Have I convinced anyone in my gold lawn furniture story yet? If not, why is the gospel story more acceptable when I’ve beaten it on every point? It’s almost like evidence is just a smokescreen, and Christians believe for non-evidentiary reasons.

The Christian response

Let’s consider some responses from skeptical Christians. They might point to important elements of the gospel story: what about the terrified disciples who became confident after seeing Jesus, the conversions of former enemies Paul and James, or the empty tomb?

Okay, so you want a longer story? It’s hard to imagine that simply adding details and complications can make a story more believable, but I can give you that. Let’s suppose that the story were gospel-sized and included people who initially disbelieved but became convinced.

You say Jesus doesn’t make appearances like this anymore? Okay, make it some other deity—someone known or unknown. You pick.

You say that these claims are so recent that they demand evidence—photos, a check from the gold dealer, samples of the gold lawn furniture? Okay, then change the story to make the evidence inaccessible. Maybe now we imagine it taking place 200 years ago. It’s hard to imagine how making the story less verifiable makes it more credible, but I’m flexible. It’s just words on (virtual) paper—whatever additional objection you have, reshape the story to resolve the problem.
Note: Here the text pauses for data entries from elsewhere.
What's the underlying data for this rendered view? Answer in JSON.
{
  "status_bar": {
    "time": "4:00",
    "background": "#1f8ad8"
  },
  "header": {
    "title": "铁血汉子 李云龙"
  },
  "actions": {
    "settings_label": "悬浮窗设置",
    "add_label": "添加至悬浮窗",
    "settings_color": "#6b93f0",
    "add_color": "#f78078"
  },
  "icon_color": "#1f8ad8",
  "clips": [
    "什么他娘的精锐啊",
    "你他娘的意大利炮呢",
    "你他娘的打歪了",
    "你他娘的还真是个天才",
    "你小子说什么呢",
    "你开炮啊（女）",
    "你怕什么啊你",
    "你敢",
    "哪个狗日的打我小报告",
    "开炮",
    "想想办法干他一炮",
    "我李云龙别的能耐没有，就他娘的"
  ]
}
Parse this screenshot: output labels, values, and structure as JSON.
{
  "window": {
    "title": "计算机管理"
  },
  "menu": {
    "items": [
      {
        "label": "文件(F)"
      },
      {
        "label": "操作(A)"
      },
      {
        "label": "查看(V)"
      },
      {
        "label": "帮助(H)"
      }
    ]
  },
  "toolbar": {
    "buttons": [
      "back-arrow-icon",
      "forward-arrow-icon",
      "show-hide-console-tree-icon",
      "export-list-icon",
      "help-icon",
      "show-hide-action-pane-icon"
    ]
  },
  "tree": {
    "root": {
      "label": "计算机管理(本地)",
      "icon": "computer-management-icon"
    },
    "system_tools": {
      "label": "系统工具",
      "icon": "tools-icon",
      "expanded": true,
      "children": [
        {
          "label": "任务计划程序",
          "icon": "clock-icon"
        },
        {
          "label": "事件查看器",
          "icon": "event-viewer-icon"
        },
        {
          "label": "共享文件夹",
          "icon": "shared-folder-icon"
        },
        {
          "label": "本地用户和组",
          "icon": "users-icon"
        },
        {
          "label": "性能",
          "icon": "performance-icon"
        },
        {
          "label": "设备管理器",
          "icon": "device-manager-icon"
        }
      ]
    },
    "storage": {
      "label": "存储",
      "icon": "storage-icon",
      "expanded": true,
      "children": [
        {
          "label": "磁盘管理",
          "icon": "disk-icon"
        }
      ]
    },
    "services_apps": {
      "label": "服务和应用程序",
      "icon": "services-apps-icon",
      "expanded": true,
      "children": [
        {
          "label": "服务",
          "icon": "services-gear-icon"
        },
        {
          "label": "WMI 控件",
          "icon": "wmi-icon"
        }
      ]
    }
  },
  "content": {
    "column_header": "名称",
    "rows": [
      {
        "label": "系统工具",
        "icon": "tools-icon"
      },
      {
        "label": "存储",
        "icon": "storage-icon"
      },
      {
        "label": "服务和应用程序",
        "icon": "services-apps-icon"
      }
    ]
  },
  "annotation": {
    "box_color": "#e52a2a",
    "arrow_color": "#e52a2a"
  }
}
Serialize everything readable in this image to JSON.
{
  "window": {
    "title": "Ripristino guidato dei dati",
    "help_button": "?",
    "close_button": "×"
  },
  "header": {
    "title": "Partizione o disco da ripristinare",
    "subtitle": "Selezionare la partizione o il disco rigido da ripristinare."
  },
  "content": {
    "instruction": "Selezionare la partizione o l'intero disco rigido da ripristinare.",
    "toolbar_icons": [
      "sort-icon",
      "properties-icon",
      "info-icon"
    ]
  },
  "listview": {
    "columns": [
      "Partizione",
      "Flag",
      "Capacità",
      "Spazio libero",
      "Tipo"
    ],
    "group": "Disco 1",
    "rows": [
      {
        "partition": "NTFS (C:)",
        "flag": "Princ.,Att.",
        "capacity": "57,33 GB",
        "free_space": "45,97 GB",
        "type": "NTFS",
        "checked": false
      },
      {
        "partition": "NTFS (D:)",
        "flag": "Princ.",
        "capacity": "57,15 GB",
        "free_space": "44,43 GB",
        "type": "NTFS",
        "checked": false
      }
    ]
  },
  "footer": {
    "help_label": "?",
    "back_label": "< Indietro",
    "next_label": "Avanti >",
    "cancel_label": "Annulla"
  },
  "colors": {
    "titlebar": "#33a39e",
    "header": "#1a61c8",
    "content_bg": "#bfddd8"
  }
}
And yet if you were presented with this carefully sculpted story, you’d still be unconvinced. Why? What besides tradition or presuppositions of the rightness of the Christian position makes that more believable?

Example #2

Let’s approach this from another angle. Imagine that we’ve uncovered a cache of Chinese documents from 2000 years ago, rather like a Chinese Dead Sea Scrolls discovery. These documents claim miracles similar to those found in the gospels. Here are the remarkable facts of this find.

Christian response #2

Here again, the claims of our imaginary find trounce every equivalent Christian claim. But our Christian skeptic might have plausible responses.
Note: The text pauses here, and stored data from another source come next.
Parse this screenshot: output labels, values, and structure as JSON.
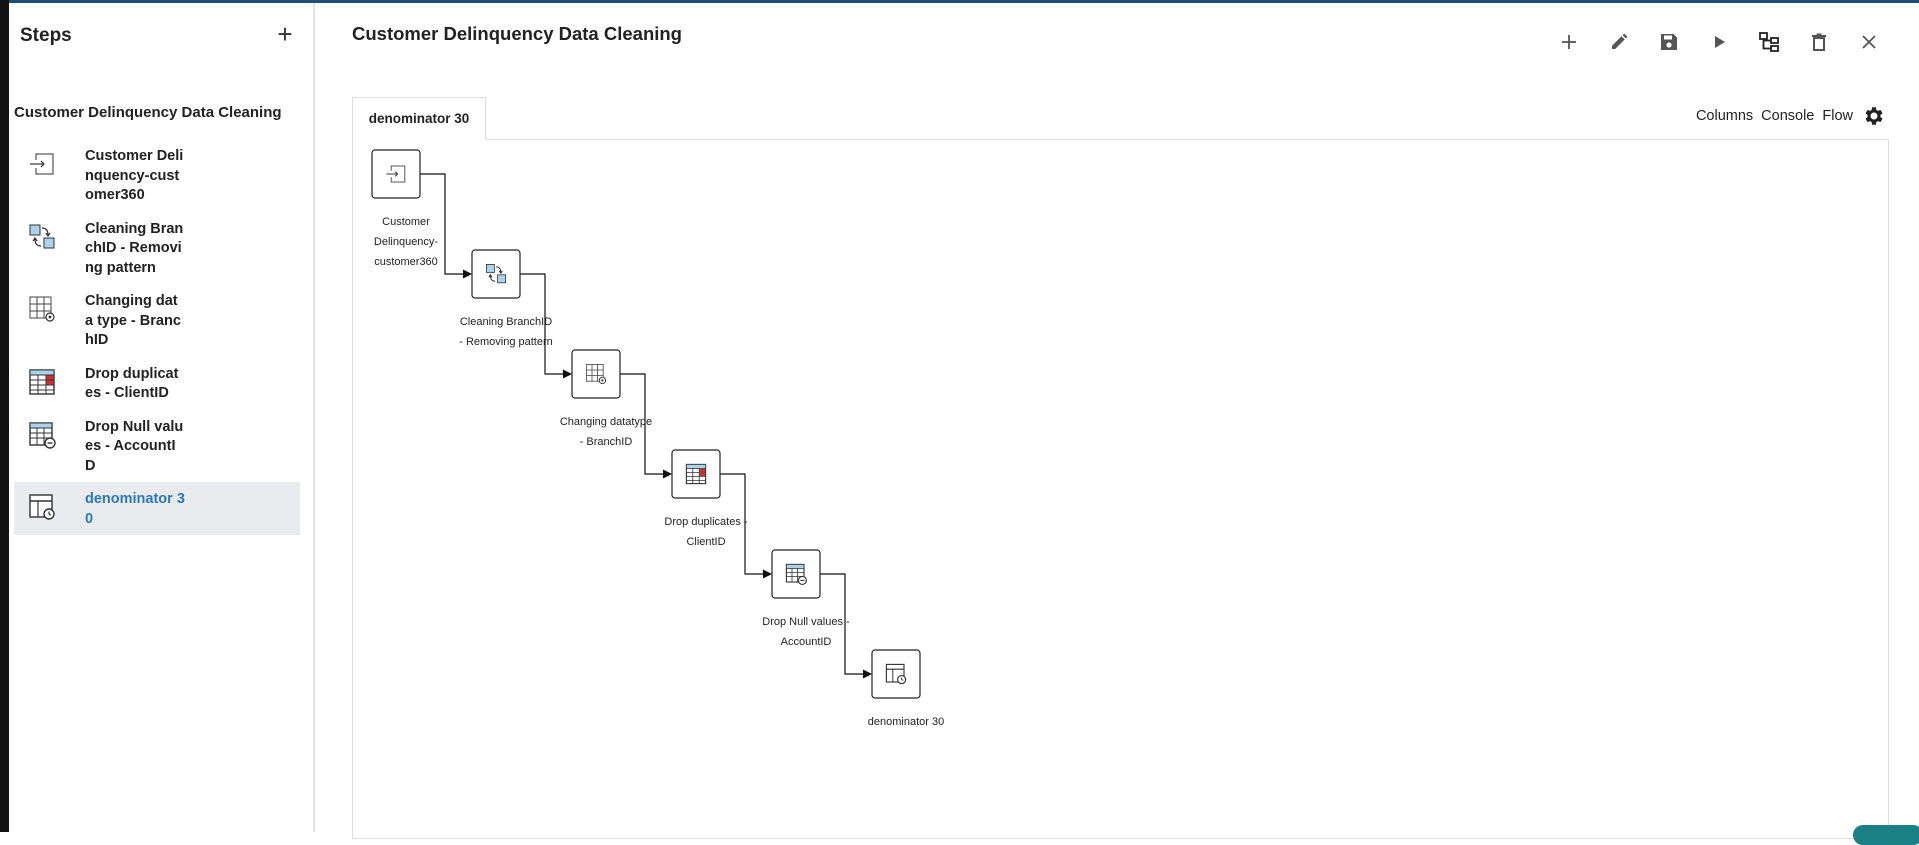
{
  "sidebar": {
    "title": "Steps",
    "add_label": "+",
    "flow_name": "Customer Delinquency Data Cleaning",
    "items": [
      {
        "label": "Customer Delinquency-customer360",
        "icon": "input-icon",
        "active": false
      },
      {
        "label": "Cleaning BranchID - Removing pattern",
        "icon": "transform-icon",
        "active": false
      },
      {
        "label": "Changing data type - BranchID",
        "icon": "grid-gear-icon",
        "active": false
      },
      {
        "label": "Drop duplicates - ClientID",
        "icon": "table-red-icon",
        "active": false
      },
      {
        "label": "Drop Null values - AccountID",
        "icon": "table-circle-icon",
        "active": false
      },
      {
        "label": "denominator 30",
        "icon": "output-table-icon",
        "active": true
      }
    ]
  },
  "header": {
    "title": "Customer Delinquency Data Cleaning",
    "toolbar": [
      "add-icon",
      "edit-icon",
      "save-icon",
      "run-icon",
      "tree-icon",
      "delete-icon",
      "close-icon"
    ]
  },
  "tab": {
    "label": "denominator 30"
  },
  "panel_links": {
    "columns": "Columns",
    "console": "Console",
    "flow": "Flow"
  },
  "canvas": {
    "nodes": [
      {
        "label_lines": [
          "Customer",
          "Delinquency-",
          "customer360"
        ],
        "icon": "input-icon"
      },
      {
        "label_lines": [
          "Cleaning BranchID",
          "- Removing pattern"
        ],
        "icon": "transform-icon"
      },
      {
        "label_lines": [
          "Changing datatype",
          "- BranchID"
        ],
        "icon": "grid-gear-icon"
      },
      {
        "label_lines": [
          "Drop duplicates -",
          "ClientID"
        ],
        "icon": "table-red-icon"
      },
      {
        "label_lines": [
          "Drop Null values -",
          "AccountID"
        ],
        "icon": "table-circle-icon"
      },
      {
        "label_lines": [
          "denominator 30"
        ],
        "icon": "output-table-icon"
      }
    ]
  },
  "colors": {
    "accent": "#2a7ab8",
    "active_bg": "#e9ebee",
    "icon_blue": "#a9d4ec",
    "icon_red": "#d03030"
  }
}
  • These Chinese authors were lying, and they actually weren’t eyewitnesses. Maybe they even had an agenda. This is just words on paper, after all. Who knows if they’re true, especially if they’re unbelievable?
  • The authors were confused, mistaken, or sloppy in their reporting. We can’t guarantee that an author from prescientific China recorded the facts without bias. Perhaps they were constrained by their worldview and unconsciously shoehorned what they saw to fit what they thought they ought to see.
  • We can’t prove that the claims are wrong, but so what? That’s not where the burden lies. Extraordinary claims require extraordinary evidence, and this story simply doesn’t have sufficiently compelling evidence.
  • Gee, I dunno. It’s an impressive story, but that’s all it is. This is implausible, unrepeatable evidence that can’t overturn what modern science tells us about how the world works.

This Christian skeptic sounds just like me. These are the same objections that I’d raise. So why not show this kind of skepticism for the Christian account?
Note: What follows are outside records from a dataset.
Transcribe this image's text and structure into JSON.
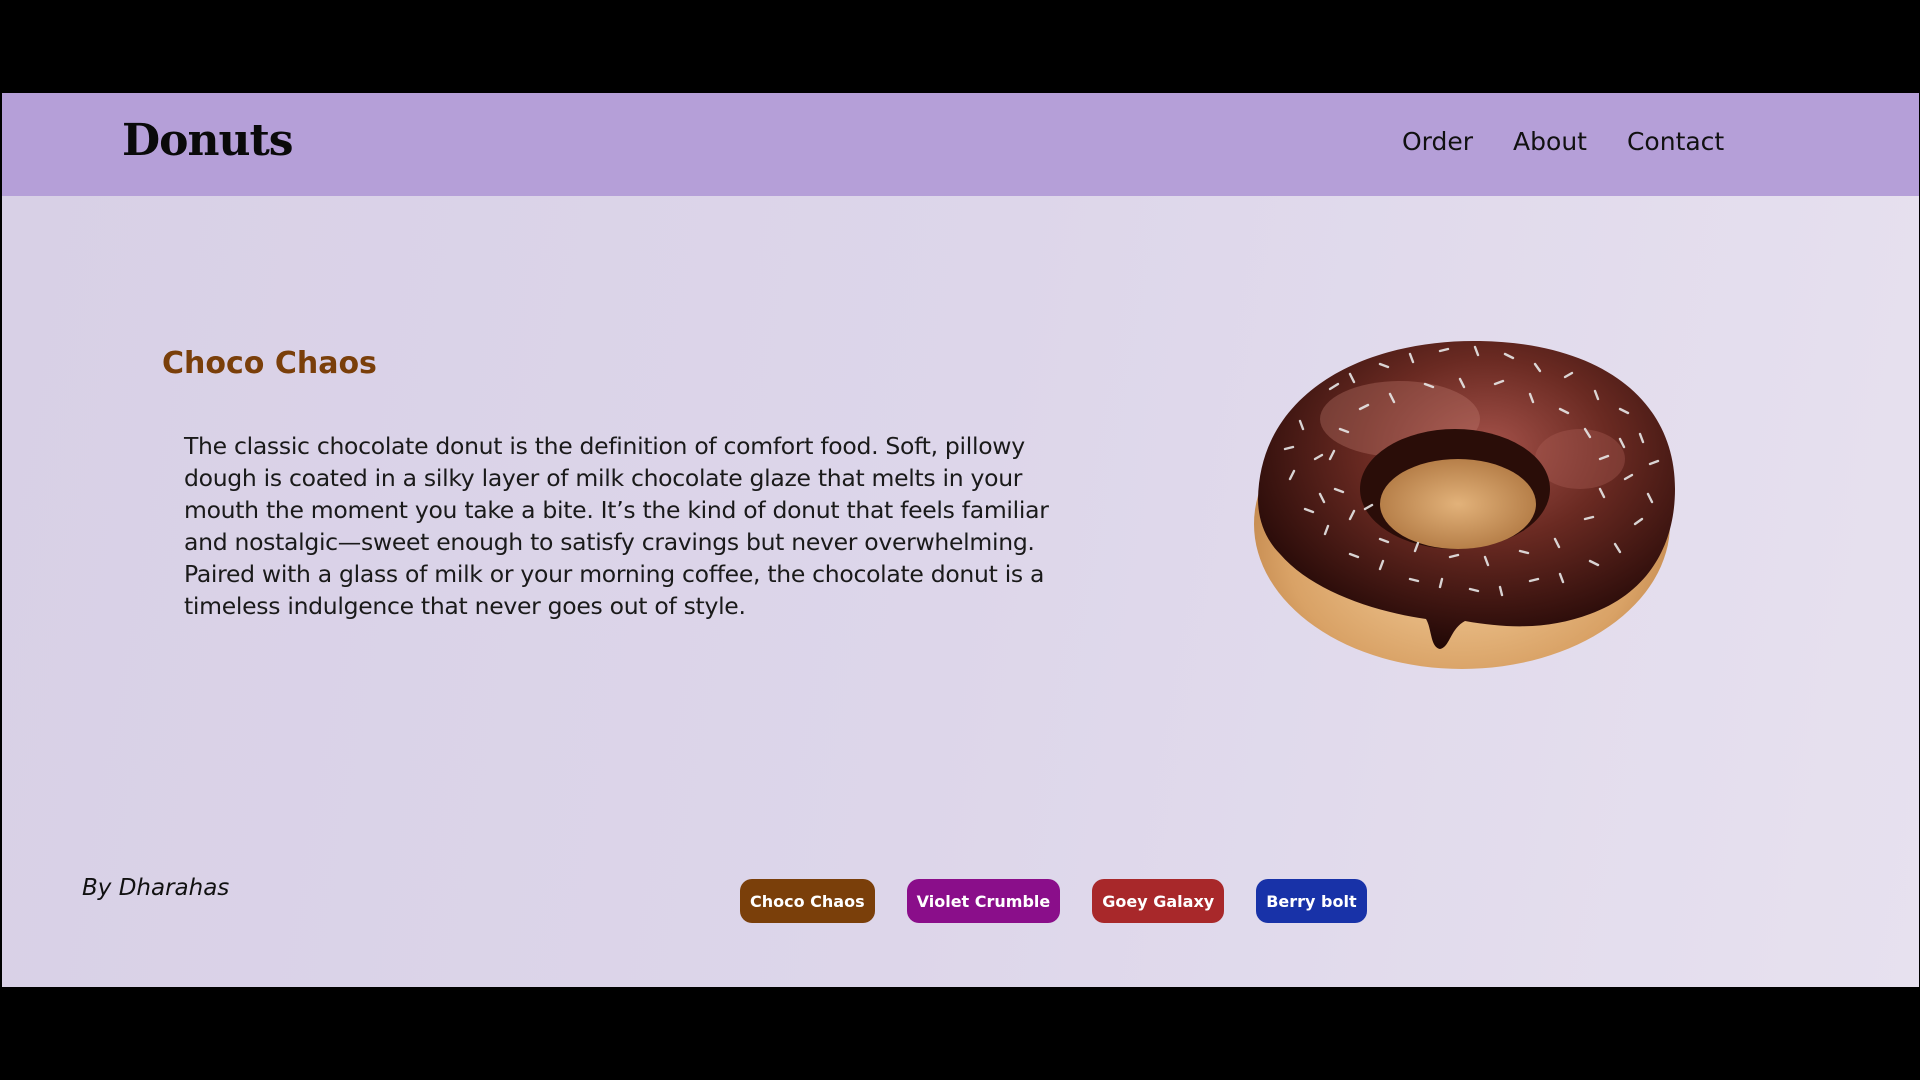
{
  "brand": {
    "logo": "Donuts"
  },
  "nav": {
    "items": [
      "Order",
      "About",
      "Contact"
    ]
  },
  "product": {
    "title": "Choco Chaos",
    "description": "The classic chocolate donut is the definition of comfort food. Soft, pillowy dough is coated in a silky layer of milk chocolate glaze that melts in your mouth the moment you take a bite. It’s the kind of donut that feels familiar and nostalgic—sweet enough to satisfy cravings but never overwhelming. Paired with a glass of milk or your morning coffee, the chocolate donut is a timeless indulgence that never goes out of style.",
    "image_icon": "chocolate-donut-image"
  },
  "footer": {
    "credit": "By Dharahas"
  },
  "flavors": [
    {
      "label": "Choco Chaos",
      "color": "#7a3f0a"
    },
    {
      "label": "Violet Crumble",
      "color": "#8a0e8a"
    },
    {
      "label": "Goey Galaxy",
      "color": "#a8282a"
    },
    {
      "label": "Berry bolt",
      "color": "#1832a8"
    }
  ],
  "colors": {
    "navbar": "#b59fd8",
    "title": "#7a3f0a",
    "background": "#ddd6ea"
  }
}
The honest Christian must avoid the fallacy of special pleading—having a tough standard of evidence for historical claims from the other guy but a lower one for his own. “But you can’t ask for videos or newspaper accounts of events 2000 years ago” is true but irrelevant. It amounts to “I can’t provide adequate evidence, so you can’t hold that against me.”

Ah, but we do. In fact, we must.

Some Christians will point to Christianity’s popularity as evidence, but surely they can’t be saying that the #1 religion must be true. When the number of Muslims exceeds that of Christians, which is expected to happen at shortly after 2050, will they become a Muslim? Popularity doesn’t prove accuracy.

We need a consistently high bar of evidence for supernatural claims, both for foreign claims as well as those close to our heart.

If Christ has not been raised,
our preaching is useless and so is your faith.